In other terms, calculate the evolution of the density matrix following a nutation of both spins by pi/2.  The two-spin density matrix is not (repeat not) factorizable into the Kronecker product two one-spin density matrices.
The correct (machine observable) free induction signal cannot be computed without the entangled two-spin density matrix.  Nothing philosophical or speculative above this.
Therefore, Engtanglement is Objective. 
A: As the OP implicitly suggests, quantum entanglement is a subjective property. It is an aspect of a subject's knowledge about some subsystems of the physical system one considers, namely some knowledge about the correlations.
Just like the "collapse" isn't an objective process but a change in the subjective knowledge about the observables, the detailed properties of the wave function – which is itself a collection of numbers encoding the subjective knowledge – including the entanglement between subsystems is subjective. The moment when the wave function "collapses" depends not only on the reference frame in the special relativistic sense; it also depends on whether or not an observer (a large enough object) is willing to associate a scheme of mutually complementary histories to some events affecting a physical system.

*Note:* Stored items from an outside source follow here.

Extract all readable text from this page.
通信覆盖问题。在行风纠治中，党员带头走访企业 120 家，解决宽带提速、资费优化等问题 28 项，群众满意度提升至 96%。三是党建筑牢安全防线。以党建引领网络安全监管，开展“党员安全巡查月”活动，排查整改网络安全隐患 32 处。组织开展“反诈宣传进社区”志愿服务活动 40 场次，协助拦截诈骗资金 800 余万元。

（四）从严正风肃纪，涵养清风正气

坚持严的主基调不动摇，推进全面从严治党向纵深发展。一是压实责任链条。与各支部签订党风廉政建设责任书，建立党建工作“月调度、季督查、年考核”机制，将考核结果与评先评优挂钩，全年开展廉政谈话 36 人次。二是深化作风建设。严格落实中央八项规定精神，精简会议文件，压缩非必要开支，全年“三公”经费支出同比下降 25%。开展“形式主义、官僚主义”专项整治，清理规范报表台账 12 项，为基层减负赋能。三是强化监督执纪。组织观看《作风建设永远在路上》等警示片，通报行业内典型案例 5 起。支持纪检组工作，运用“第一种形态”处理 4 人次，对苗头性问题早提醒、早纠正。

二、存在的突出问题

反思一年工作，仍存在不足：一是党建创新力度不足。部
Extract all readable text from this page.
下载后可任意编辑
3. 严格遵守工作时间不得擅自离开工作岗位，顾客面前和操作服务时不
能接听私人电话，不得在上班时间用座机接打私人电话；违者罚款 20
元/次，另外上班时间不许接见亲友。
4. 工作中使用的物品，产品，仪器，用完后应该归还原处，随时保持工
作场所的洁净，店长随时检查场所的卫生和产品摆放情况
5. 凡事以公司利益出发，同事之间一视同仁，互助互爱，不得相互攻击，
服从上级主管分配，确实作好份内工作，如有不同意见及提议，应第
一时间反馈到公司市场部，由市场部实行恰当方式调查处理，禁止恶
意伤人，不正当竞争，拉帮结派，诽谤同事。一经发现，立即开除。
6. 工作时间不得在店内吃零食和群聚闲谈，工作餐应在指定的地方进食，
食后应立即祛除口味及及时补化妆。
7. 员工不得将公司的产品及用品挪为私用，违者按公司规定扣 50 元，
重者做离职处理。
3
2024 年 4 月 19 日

Much like in many other places in physics, this fundamental subjectivity or observer dependence leads to no contradictions and in most cases, it may be approximated by "objective properties". However, it's not possible to do so exactly. Fundamentally speaking, the wave function and all of its properties and events such as the entanglement and its "collapse" are just subjective entities or processes.
A: Well, for entanglements which are actually measurable in practice, there is practically an intersubjective agreement that entanglement exists. The OP's example involves a sort of "entanglement" which can only be measured by reflecting all the outgoing signals from Earth and a Loschmidt reversal. Impractical. In fact, whether such examples are entangled or not isn't empirical. The only reason why physicists doubling as armchair metaphysicians think there is entanglement is because their theory (relativistic quantum field theory) tells them that according to their theoretical framework, there ought to be entanglement. Purely rationalistic stuff. If you can't measure entanglement physically, it's not really entanglement. It's "head in the clouds" theoretical speculation.
A: It's objective.
If I hand you an ensemble of N photon pairs, such that each pair is entangled (but no pair is entangled with any other pair), you can detect their correlation with fidelity 1 - 2^-N. Another way of saying this is that, on measurement (2 measurements per pair) they will all be either the same (00 or 11) or all be different (01 or 10), up to system noise.
If I then hand you an ensemble of N uncorrelated photon pairs, you will measure randomness - i.e. you can directly observe the lack of correlation. Therefore entangled pairs look different to unentangled pairs simply by making two measurements per pair on an ensemble of size N pairs.
If N=1, you can only distinguish entangled from unentangled in the special case that you know a) the sign of the entanglement correlation, and b) measurement on the observed pair shows the opposite correlation. In this case entanglement is absent.